« Je me demande ce que ces deux crapules ont bien pu passer en fraude. Quelque chose d’important sans doute. Seulement ça, personne pour le voir (…) Et on soupçonne ma fille d’avoir volé des bas. »
Après L’Inconnu Dans la Maison (1942, avec un fabuleux Raimu) et avant La Vérité sur Bébé Donge (1952, avec un Jean Gabin décalé et une Danièle Darrieux exceptionnelle), Henri Decoin adaptait L’Homme de Londres avec Charles Exbrayat aux dialogues.
Le film commence sur la magnifique chanson L’Aventure Aime la Nuit, qui ponctue régulièrement le récit, interprétée, sur fond de fog et de coques, par Nila Cara sur une musique de Georges Van Parys. Durant toute l’histoire, entre les quais que surplombe la cabine des contrôleurs de train, le Moulin Rouge, cabaret près des quais et la maison du contrôleur de nuit, on suit la folie grandissante de Charles Maloin/Fernand Ledoux, le contrôleur, les recherches infructueuses de Charlie Brown/Jules Berry, ancien clown devenu voleur et bête traquée et Camélia/Suzy Prim, rabatteuse au grand coeur. Autour de ces personnages, on retrouve Héléna Manson dans le rôle de Madame Maloin, Jean Brochard en inspecteur à la poursuite de Brown, Blanche Montel qui incarne une captivante Madame Brown et quelques autres interprètes plutôt convaincants. Et puis il y a la valise, magnifique exemple de MacGuffin.

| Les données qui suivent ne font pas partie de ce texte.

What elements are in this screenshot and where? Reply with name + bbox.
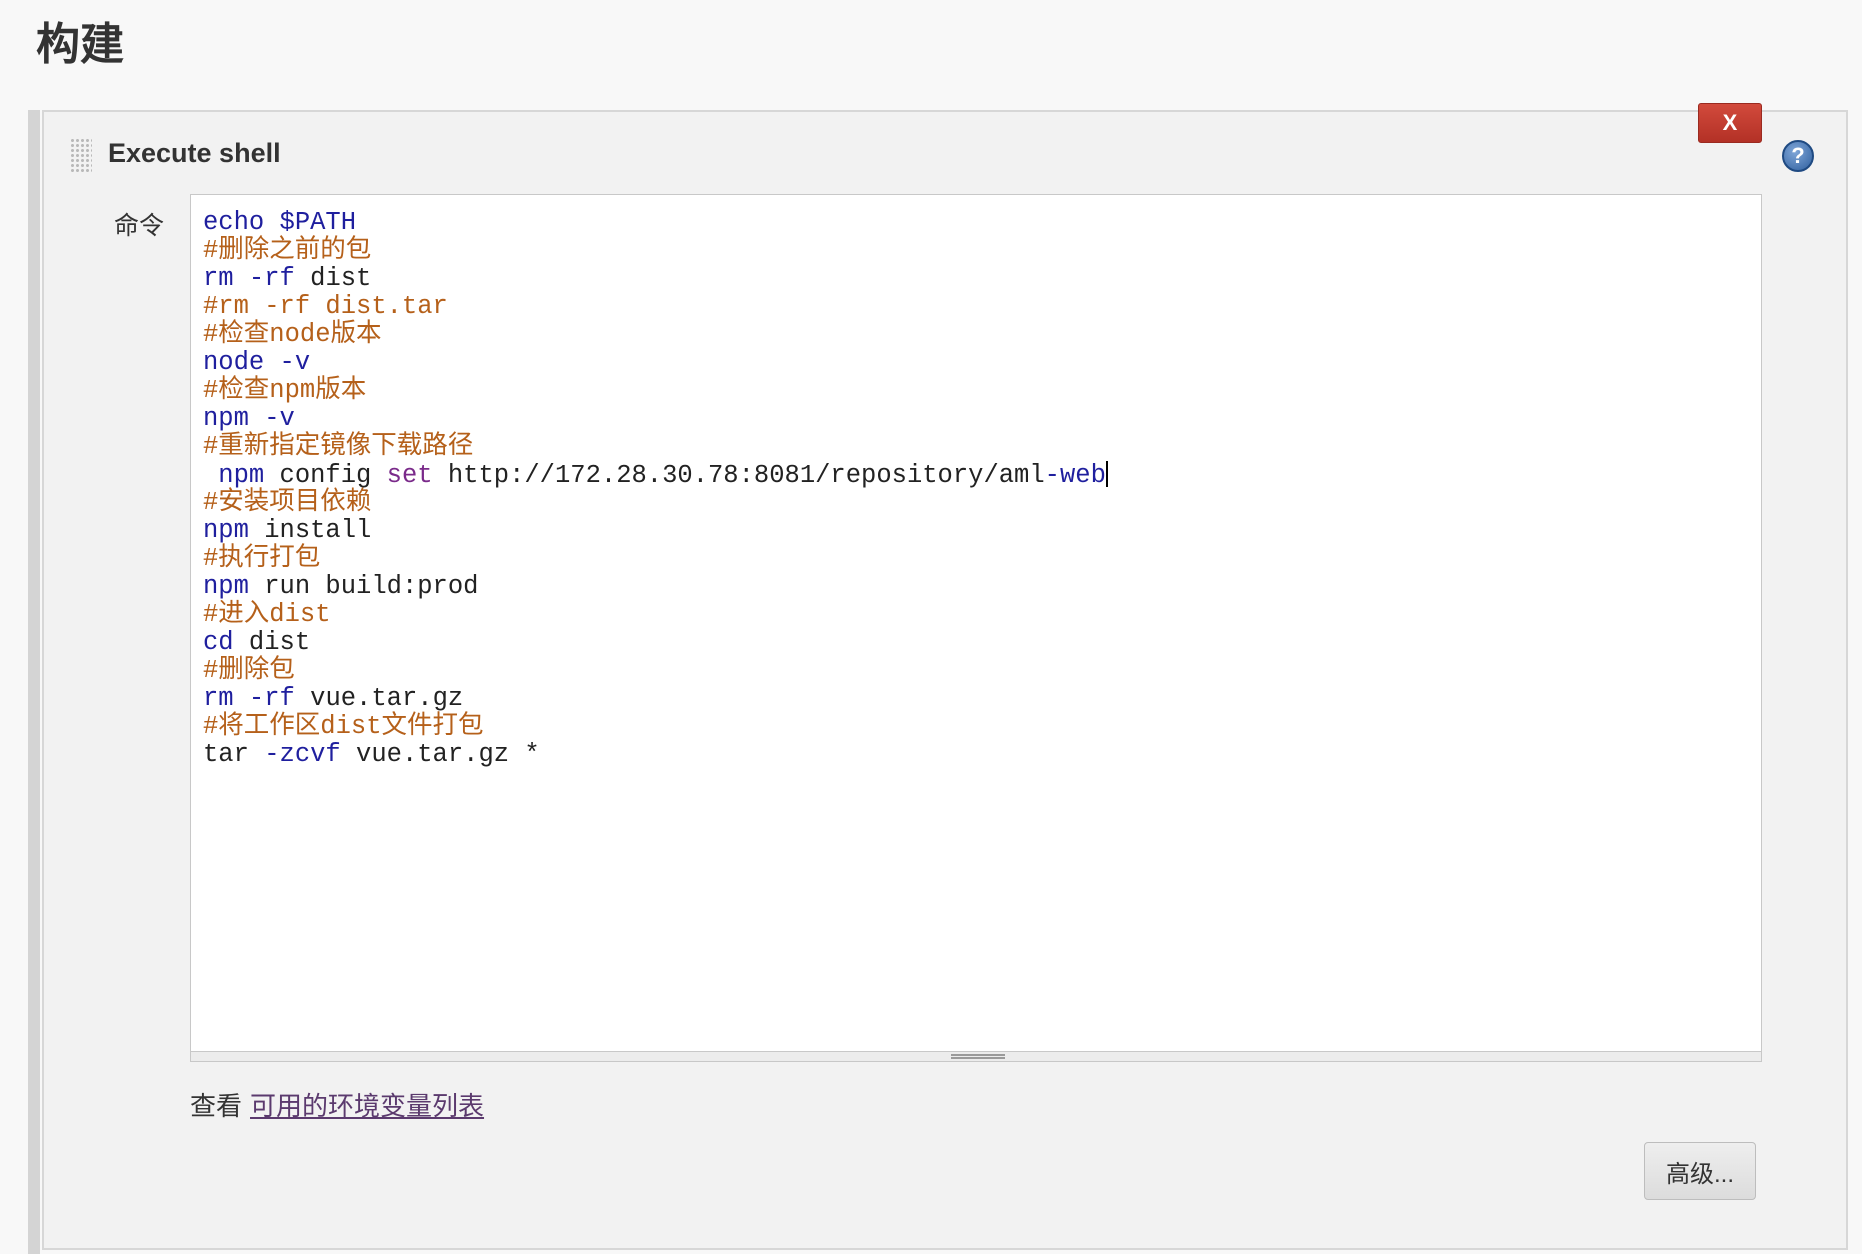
code-token: dist bbox=[294, 264, 372, 293]
code-token: #执行打包 bbox=[203, 544, 321, 573]
code-line: #安装项目依赖 bbox=[203, 489, 1108, 517]
code-line: npm install bbox=[203, 517, 1108, 545]
code-token: install bbox=[264, 516, 372, 545]
delete-step-button[interactable]: X bbox=[1698, 103, 1762, 143]
code-line: node -v bbox=[203, 349, 1108, 377]
code-line: npm config set http://172.28.30.78:8081/… bbox=[203, 461, 1108, 490]
code-token: #进入dist bbox=[203, 600, 331, 629]
code-token: -zcvf bbox=[264, 740, 341, 769]
code-token: rm bbox=[203, 264, 249, 293]
code-token: #检查node版本 bbox=[203, 320, 382, 349]
code-line: npm run build:prod bbox=[203, 573, 1108, 601]
code-token: #重新指定镜像下载路径 bbox=[203, 432, 474, 461]
env-vars-line: 查看 可用的环境变量列表 bbox=[190, 1086, 484, 1123]
code-line: npm -v bbox=[203, 405, 1108, 433]
code-token: http://172.28.30.78:8081/repository/aml bbox=[432, 461, 1045, 490]
code-token: -v bbox=[279, 348, 311, 377]
code-token: npm bbox=[203, 516, 265, 545]
code-token: echo bbox=[203, 208, 280, 237]
command-editor[interactable]: echo $PATH #删除之前的包 rm -rf dist #rm -rf dist… bbox=[190, 194, 1762, 1052]
code-line: #重新指定镜像下载路径 bbox=[203, 433, 1108, 461]
code-token: -v bbox=[264, 404, 295, 433]
code-token: set bbox=[386, 461, 433, 490]
step-title: Execute shell bbox=[108, 138, 281, 168]
advanced-button[interactable]: 高级... bbox=[1644, 1142, 1756, 1200]
code-line: echo $PATH bbox=[203, 209, 1108, 237]
code-token: npm bbox=[203, 404, 265, 433]
code-line: #将工作区dist文件打包 bbox=[203, 713, 1108, 741]
code-token: vue.tar.gz bbox=[294, 684, 464, 713]
code-token: node bbox=[203, 348, 280, 377]
code-token: #删除之前的包 bbox=[203, 236, 372, 265]
text-caret bbox=[1105, 461, 1108, 487]
code-token: npm bbox=[203, 461, 280, 490]
code-line: #rm -rf dist.tar bbox=[203, 293, 1108, 321]
code-line: #删除之前的包 bbox=[203, 237, 1108, 265]
resize-grip-icon bbox=[951, 1054, 1005, 1059]
code-token: tar bbox=[203, 740, 265, 769]
help-icon[interactable]: ? bbox=[1782, 140, 1814, 172]
command-label: 命令 bbox=[114, 212, 165, 240]
code-line: rm -rf dist bbox=[203, 265, 1108, 293]
code-token: dist bbox=[248, 628, 311, 657]
code-token: #删除包 bbox=[203, 656, 295, 685]
code-line: #检查node版本 bbox=[203, 321, 1108, 349]
code-token: -rf bbox=[248, 684, 295, 713]
section-rail bbox=[28, 110, 40, 1254]
code-line: tar -zcvf vue.tar.gz * bbox=[203, 741, 1108, 769]
section-title: 构建 bbox=[36, 20, 124, 69]
code-token: npm bbox=[203, 572, 265, 601]
code-token: #安装项目依赖 bbox=[203, 488, 372, 517]
code-line: cd dist bbox=[203, 629, 1108, 657]
editor-resize-handle[interactable] bbox=[190, 1052, 1762, 1062]
code-token: cd bbox=[203, 628, 249, 657]
code-line: #检查npm版本 bbox=[203, 377, 1108, 405]
code-token: -web bbox=[1044, 461, 1106, 490]
code-line: rm -rf vue.tar.gz bbox=[203, 685, 1108, 713]
code-line: #删除包 bbox=[203, 657, 1108, 685]
code-line: #执行打包 bbox=[203, 545, 1108, 573]
code-line: #进入dist bbox=[203, 601, 1108, 629]
code-token: vue.tar.gz * bbox=[340, 740, 540, 769]
env-vars-prefix: 查看 bbox=[190, 1091, 243, 1121]
code-token: -rf bbox=[248, 264, 295, 293]
code-token: #rm -rf dist.tar bbox=[203, 292, 448, 321]
code-token: #检查npm版本 bbox=[203, 376, 367, 405]
code-content[interactable]: echo $PATH #删除之前的包 rm -rf dist #rm -rf dist… bbox=[203, 209, 1108, 769]
code-token: rm bbox=[203, 684, 249, 713]
code-token: config bbox=[279, 461, 387, 490]
code-token: #将工作区dist文件打包 bbox=[203, 712, 484, 741]
code-token: run build:prod bbox=[264, 572, 479, 601]
drag-handle-icon[interactable] bbox=[70, 138, 92, 172]
code-token: $PATH bbox=[279, 208, 357, 237]
env-vars-link[interactable]: 可用的环境变量列表 bbox=[250, 1091, 484, 1121]
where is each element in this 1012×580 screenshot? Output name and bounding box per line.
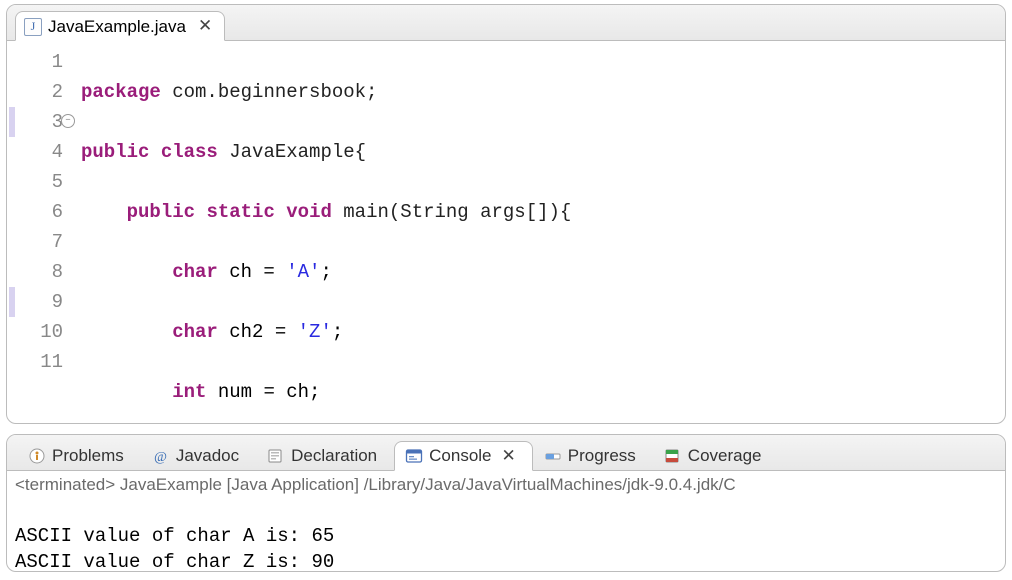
change-ruler xyxy=(7,41,17,424)
editor-tab-label: JavaExample.java xyxy=(48,17,186,37)
code-line: public static void main(String args[]){ xyxy=(81,197,874,227)
console-output[interactable]: ASCII value of char A is: 65 ASCII value… xyxy=(15,497,997,572)
console-icon xyxy=(405,447,423,465)
change-mark xyxy=(9,107,15,137)
tab-progress[interactable]: Progress xyxy=(533,441,653,471)
fold-toggle-icon[interactable]: – xyxy=(61,114,75,128)
line-number: 4 xyxy=(17,137,63,167)
tab-label: Problems xyxy=(52,446,124,466)
editor-tab-javaexample[interactable]: J JavaExample.java ✕ xyxy=(15,11,225,41)
change-mark xyxy=(9,287,15,317)
console-launch-info: <terminated> JavaExample [Java Applicati… xyxy=(15,475,997,495)
code-line: public class JavaExample{ xyxy=(81,137,874,167)
editor-tabbar: J JavaExample.java ✕ xyxy=(7,5,1005,41)
tab-label: Console xyxy=(429,446,491,466)
coverage-icon xyxy=(664,447,682,465)
javadoc-icon: @ xyxy=(152,447,170,465)
line-number: 7 xyxy=(17,227,63,257)
line-number: 10 xyxy=(17,317,63,347)
declaration-icon xyxy=(267,447,285,465)
tab-coverage[interactable]: Coverage xyxy=(653,441,779,471)
code-line: int num = ch; xyxy=(81,377,874,407)
line-number: 5 xyxy=(17,167,63,197)
line-number: 11 xyxy=(17,347,63,377)
code-line: package com.beginnersbook; xyxy=(81,77,874,107)
java-file-icon: J xyxy=(24,18,42,36)
tab-javadoc[interactable]: @ Javadoc xyxy=(141,441,256,471)
line-number: 9 xyxy=(17,287,63,317)
line-number: 1 xyxy=(17,47,63,77)
tab-console[interactable]: Console ✕ xyxy=(394,441,533,471)
code-line: char ch = 'A'; xyxy=(81,257,874,287)
editor-panel: J JavaExample.java ✕ 1 2 3– 4 5 6 7 8 9 … xyxy=(6,4,1006,424)
close-icon[interactable]: ✕ xyxy=(198,16,212,37)
console-line: ASCII value of char Z is: 90 xyxy=(15,551,334,572)
views-tabbar: Problems @ Javadoc Declaration Console ✕ xyxy=(7,435,1005,471)
close-icon[interactable]: ✕ xyxy=(502,446,516,467)
tab-declaration[interactable]: Declaration xyxy=(256,441,394,471)
svg-text:@: @ xyxy=(154,450,167,465)
console-line: ASCII value of char A is: 65 xyxy=(15,525,334,547)
tab-label: Declaration xyxy=(291,446,377,466)
console-body: <terminated> JavaExample [Java Applicati… xyxy=(7,471,1005,572)
views-panel: Problems @ Javadoc Declaration Console ✕ xyxy=(6,434,1006,572)
line-number: 8 xyxy=(17,257,63,287)
line-number: 2 xyxy=(17,77,63,107)
line-number-gutter: 1 2 3– 4 5 6 7 8 9 10 11 xyxy=(17,41,71,424)
code-area[interactable]: 1 2 3– 4 5 6 7 8 9 10 11 package com.beg… xyxy=(7,41,1005,424)
problems-icon xyxy=(28,447,46,465)
tab-problems[interactable]: Problems xyxy=(17,441,141,471)
progress-icon xyxy=(544,447,562,465)
code-line: char ch2 = 'Z'; xyxy=(81,317,874,347)
tab-label: Progress xyxy=(568,446,636,466)
line-number: 3– xyxy=(17,107,63,137)
tab-label: Coverage xyxy=(688,446,762,466)
code-content[interactable]: package com.beginnersbook; public class … xyxy=(71,41,874,424)
tab-label: Javadoc xyxy=(176,446,239,466)
line-number: 6 xyxy=(17,197,63,227)
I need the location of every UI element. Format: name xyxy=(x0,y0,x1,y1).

Si le film a visuellement vieilli, on soulignera malgré tout quelques prouesses techniques comme cette ambiance de brouillard et de pluie permanents, les voix off envoûtantes et les gros plans encore héritiers de l’expressionnisme finissant. Pointons aussi le sujet, la folie d’un homme pauvre, droit et autoritaire qui est prétexte à une admirable plongée socio-psychologique avec des thèmes récurrents chez Simenon comme celui de la famille coupée en deux par l’argent et la situation, comme dans Le Fils Cardinaud/Le Sang à la Tête (Gilles Grangier, 1956) ou la fragile situation des femmes. Enfin, l’interprétation, certes encore théâtrale, est excellente et donne à l’ensemble un cachet unique. Avec ses trois adaptations de Simenon, dont c’est ici la deuxième, Decoin a démontré tout son talent à mettre en scène la profonde humanité, jusque dans ce qu’elle a de plus terrible, des personnages du romancier belge.